Do you ever feel like your IBD has made you a bit selfish? Or, shall I say, more self-centered than you would be if you didn’t have so much to deal with because of your disease? You aren’t alone if you do. I feel that way very often and absolutely hate it.
When you are in pain, have terrible sleep patterns, cannot eat or drink properly, are constantly in the bathroom, are dealing with obstructions, fistulas, strictures, etc etc it can be very hard to focus on anything else but the nightmare you are currently living through. I often find that I don’t have the patience for anything or anyone else when I am going through so much physically.
Living with any kind of chronic illness is taxing for so many reasons.
Oftentimes, just getting through a shower is an achievement, let alone having the energy to help other people or even be there for someone. I have found I have little to no patience when I am in a tremendous amount of pain. My sleeping problems also cause me to feel irritable which I know impacts those closest to me. I feel like I am in a fog fairly often which doesn’t allow for me to concentrate enough to be of help when something is going on with a loved one. I also tend to withdraw from others when I am not doing well, which obviously means I cannot be there for someone else. I think in some cases, that is taken as me not caring which couldn’t be further from the truth. It isn’t always this way for me, but I have noticed it happens quite often in my life.
There are many things I despise about living with inflammatory bowel disease (IBD)

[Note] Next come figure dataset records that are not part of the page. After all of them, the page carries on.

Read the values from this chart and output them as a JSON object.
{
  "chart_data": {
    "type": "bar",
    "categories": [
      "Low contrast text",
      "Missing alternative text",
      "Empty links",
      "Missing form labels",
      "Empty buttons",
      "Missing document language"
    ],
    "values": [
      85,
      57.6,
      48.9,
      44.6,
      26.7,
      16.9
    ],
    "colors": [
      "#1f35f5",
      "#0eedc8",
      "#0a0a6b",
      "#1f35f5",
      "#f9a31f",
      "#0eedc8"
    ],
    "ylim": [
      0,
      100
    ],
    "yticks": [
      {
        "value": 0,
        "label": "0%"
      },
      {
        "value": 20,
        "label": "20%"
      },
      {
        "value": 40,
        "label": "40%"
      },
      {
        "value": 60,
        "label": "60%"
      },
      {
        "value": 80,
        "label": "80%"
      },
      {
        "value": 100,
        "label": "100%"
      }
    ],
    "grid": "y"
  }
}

And this is definitely up there at the top of my list. I always appreciate when my loved ones are there for me – even just to listen. I always appreciate someone being there with me at appointments, in the hospital, or even on the couch if I cannot leave the house. I want more than anything to show those closest to me how much I appreciate them, and how much I want to be there for them also. However, I feel like with some people I end up taking more than I give. Meaning, they end up being there for me way more than I am able to be there for them in their time of need.

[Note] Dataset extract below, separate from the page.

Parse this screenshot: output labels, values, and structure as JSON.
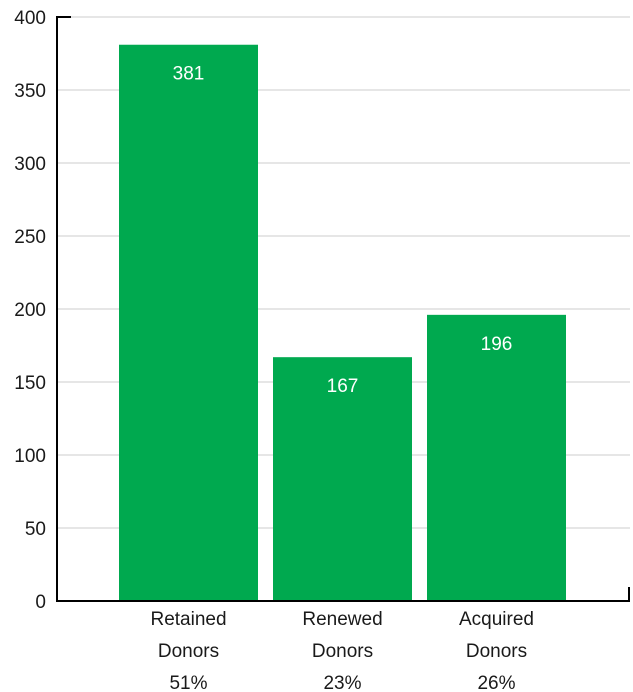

On days when I am feeling somewhat better, I try very hard to reach out to certain people who I may not have the ability to talk to or really focus on when things are at their worst.
I try to make the best of the days I feel well and be there for someone else.
While I know no one is keeping score, I still feel like a lot of the times I am very caught up in my life and all that is going on with my body.
Can you relate to some of these feelings? If so, it’s important to understand that this isn’t your fault. Living with an invisible, chronic illness has the ability to wreak havoc on your physical body and mind. You are not a bad person. You are a person who has to battle so many things that are beyond what most people can even fathom. You are human. I know it sucks beyond words though!